Incisos inconexos y desordenados sobre producción, abastecimiento, precios y salarios

Por: Luis Toledo Sande


Para salvar el proyecto revolucionario cubano y mantener sus importantísimos logros —que elevaron el país a la altura que hizo de él una referencia, un ejemplo defendido por su pueblo y admirado por otros en el mundo— será necesario enfrentar y resolver problemas básicos de funcionamiento social. A varios de ellos se refieren los siguientes incisos, en los cuales el autor ni remotamente intenta rozar la exhaustividad, y mucho menos dictaminar conclusiones.  Cabría sumar otros apuntes, y cada uno daría para un tratado.
1/ El mejor modo de revertir interpretaciones mecanicistas o metafísicas sobre las clases sociales no es precisamente ignorar que estas existen y tienen o generan, según el contexto, su propio dinamismo, ni inventarles nombres máscaras. ¿Será necesario recordar la falsedad del aserto según el cual en el socialismo no hay clases? Y, si así fuera, ¿dónde se ha construido plenamente la sociedad socialista que lo confirme? Aunque los medios de producción que posea los haya obtenido gracias a una revolución orientada hacia el socialismo, como norma el dueño es dueño, aun cuando sea altruista, capaz de tener en cuenta intereses colectivos.
2/ Duele que se entienda como estímulo un puñadito de divisas sumado como premio al salario, y no el recibir bienes tan importantes y costosos como la educación y la atención médica. Si el Estado fuera más eficaz en demostrar que no es ni se siente propietario, sino administrador responsable de los medios de producción a su cargo, y de lo producido por trabajadores y trabajadoras en esa área, estaría en mejores condiciones de mostrar, con efecto educativo, de dónde salen los recursos para brindar beneficios públicos.
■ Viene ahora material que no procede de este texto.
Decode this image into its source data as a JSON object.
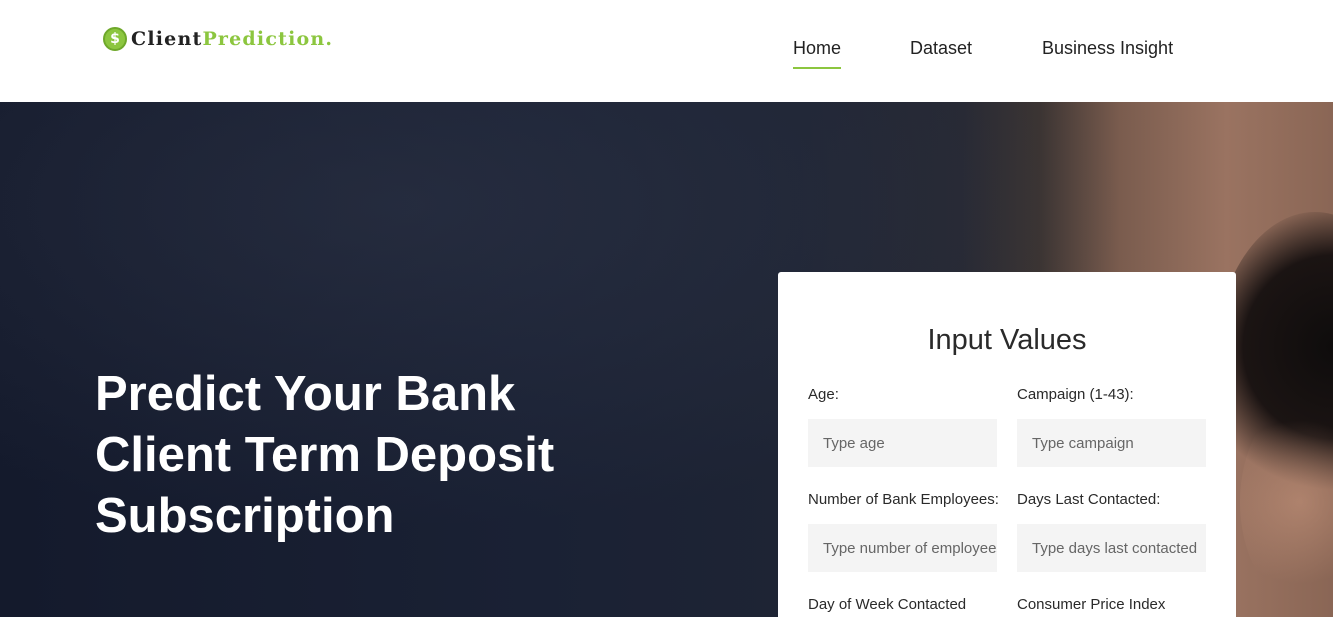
{
  "logo": {
    "icon_name": "dollar-coin-icon",
    "symbol": "$",
    "text_primary": "Client",
    "text_accent": "Prediction."
  },
  "nav": {
    "items": [
      {
        "label": "Home",
        "active": true
      },
      {
        "label": "Dataset",
        "active": false
      },
      {
        "label": "Business Insight",
        "active": false
      }
    ]
  },
  "hero": {
    "title_lines": [
      "Predict Your Bank",
      "Client Term Deposit",
      "Subscription"
    ]
  },
  "form": {
    "title": "Input Values",
    "fields": [
      {
        "label": "Age:",
        "placeholder": "Type age"
      },
      {
        "label": "Campaign (1-43):",
        "placeholder": "Type campaign"
      },
      {
        "label": "Number of Bank Employees:",
        "placeholder": "Type number of employees"
      },
      {
        "label": "Days Last Contacted:",
        "placeholder": "Type days last contacted"
      },
      {
        "label": "Day of Week Contacted",
        "placeholder": ""
      },
      {
        "label": "Consumer Price Index",
        "placeholder": ""
      }
    ]
  },
  "colors": {
    "accent": "#8cc63f",
    "hero_dark": "#141a2c",
    "card_bg": "#ffffff",
    "input_bg": "#f4f4f4"
  }
}
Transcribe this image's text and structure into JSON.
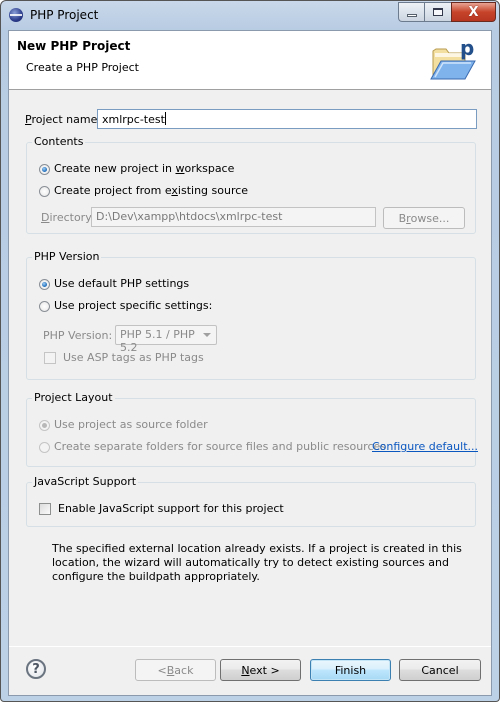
{
  "window": {
    "title": "PHP Project",
    "controls": {
      "minimize": "minimize",
      "maximize": "maximize",
      "close": "X"
    }
  },
  "header": {
    "title": "New PHP Project",
    "subtitle": "Create a PHP Project",
    "icon": "php-folder-icon"
  },
  "project_name": {
    "label_mnemonic": "P",
    "label_rest": "roject name:",
    "value": "xmlrpc-test"
  },
  "contents": {
    "title": "Contents",
    "option_new": {
      "pre": "Create new project in ",
      "mnemonic": "w",
      "post": "orkspace",
      "selected": true
    },
    "option_existing": {
      "pre": "Create project from e",
      "mnemonic": "x",
      "post": "isting source",
      "selected": false
    },
    "directory_label_mnemonic": "D",
    "directory_label_rest": "irectory:",
    "directory_value": "D:\\Dev\\xampp\\htdocs\\xmlrpc-test",
    "browse_pre": "B",
    "browse_mnemonic": "r",
    "browse_post": "owse..."
  },
  "php_version": {
    "title": "PHP Version",
    "option_default": {
      "label": "Use default PHP settings",
      "selected": true
    },
    "option_specific": {
      "label": "Use project specific settings:",
      "selected": false
    },
    "version_label": "PHP Version:",
    "version_selected": "PHP 5.1 / PHP 5.2",
    "asp_tags_label": "Use ASP tags as PHP tags",
    "asp_tags_checked": false
  },
  "project_layout": {
    "title": "Project Layout",
    "option_source": {
      "label": "Use project as source folder",
      "selected": true
    },
    "option_separate": {
      "label": "Create separate folders for source files and public resources",
      "selected": false
    },
    "configure_link": "Configure default..."
  },
  "javascript": {
    "title": "JavaScript Support",
    "enable_label": "Enable JavaScript support for this project",
    "enabled": false
  },
  "message": "The specified external location already exists. If a project is created in this location, the wizard will automatically try to detect existing sources and configure the buildpath appropriately.",
  "footer": {
    "help": "?",
    "back_pre": "< ",
    "back_mnemonic": "B",
    "back_post": "ack",
    "next_mnemonic": "N",
    "next_post": "ext >",
    "finish": "Finish",
    "cancel": "Cancel"
  },
  "colors": {
    "link": "#0b57c0",
    "close_button": "#c7442a",
    "default_button_border": "#3c7fb1"
  }
}
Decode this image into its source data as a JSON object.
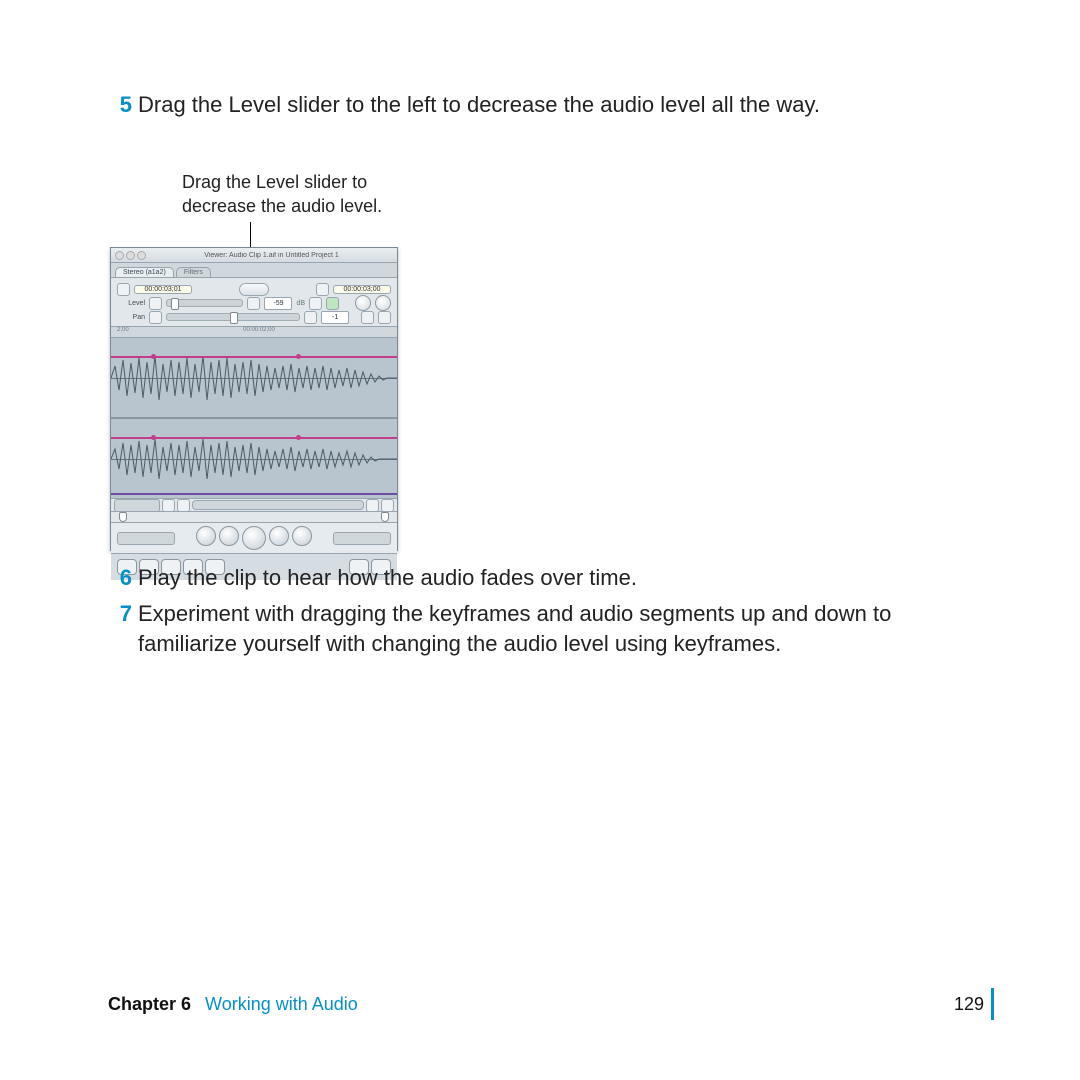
{
  "steps": {
    "s5_num": "5",
    "s5_text": "Drag the Level slider to the left to decrease the audio level all the way.",
    "s6_num": "6",
    "s6_text": "Play the clip to hear how the audio fades over time.",
    "s7_num": "7",
    "s7_text": "Experiment with dragging the keyframes and audio segments up and down to familiarize yourself with changing the audio level using keyframes."
  },
  "callout": {
    "text_line1": "Drag the Level slider to",
    "text_line2": "decrease the audio level."
  },
  "viewer": {
    "window_title": "Viewer: Audio Clip 1.aif in Untitled Project 1",
    "tab_active": "Stereo (a1a2)",
    "tab_inactive": "Filters",
    "tc_left": "00:00:03;01",
    "tc_right": "00:00:03;00",
    "level_label": "Level",
    "level_value": "-59",
    "level_unit": "dB",
    "pan_label": "Pan",
    "pan_value": "-1",
    "ruler_left": "2;00",
    "ruler_mid": "00:00:02;00"
  },
  "footer": {
    "chapter_label": "Chapter 6",
    "chapter_title": "Working with Audio",
    "page_number": "129"
  }
}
3/ Es indeseable que la población no se sienta propietaria de los bienes de naturaleza social, pues de cómo se sienta ella en ese terreno dependerá en gran medida su respuesta a los requerimientos de la propiedad socializada. Si la respuesta es deficiente, empobrecerá la productividad y favorecerá que se idealicen las ventajas de la propiedad privada.
4/ La mayor o menor conciencia de lo criminal que puede llegar a ser la mala actitud en el cuidado y en la puesta en funcionamiento de la propiedad social —señaladamente en el trabajo—, remite a la actitud de los productores ante el hecho de producir y propiciar que lo producido no beneficie solamente a sus bolsillos y sus cuentas bancarias, sino a la población, de acuerdo con un modelo social y económico que también a ellos —los productores— y a sus familiares les proporciona servicios fundamentales como la educación y la atención médica.
5/ Ni la sociedad sin mercado es lo que procede contraponer a la sociedad mercantilista, ni se ha de confundir el consumismo con la necesidad de consumir razonablemente.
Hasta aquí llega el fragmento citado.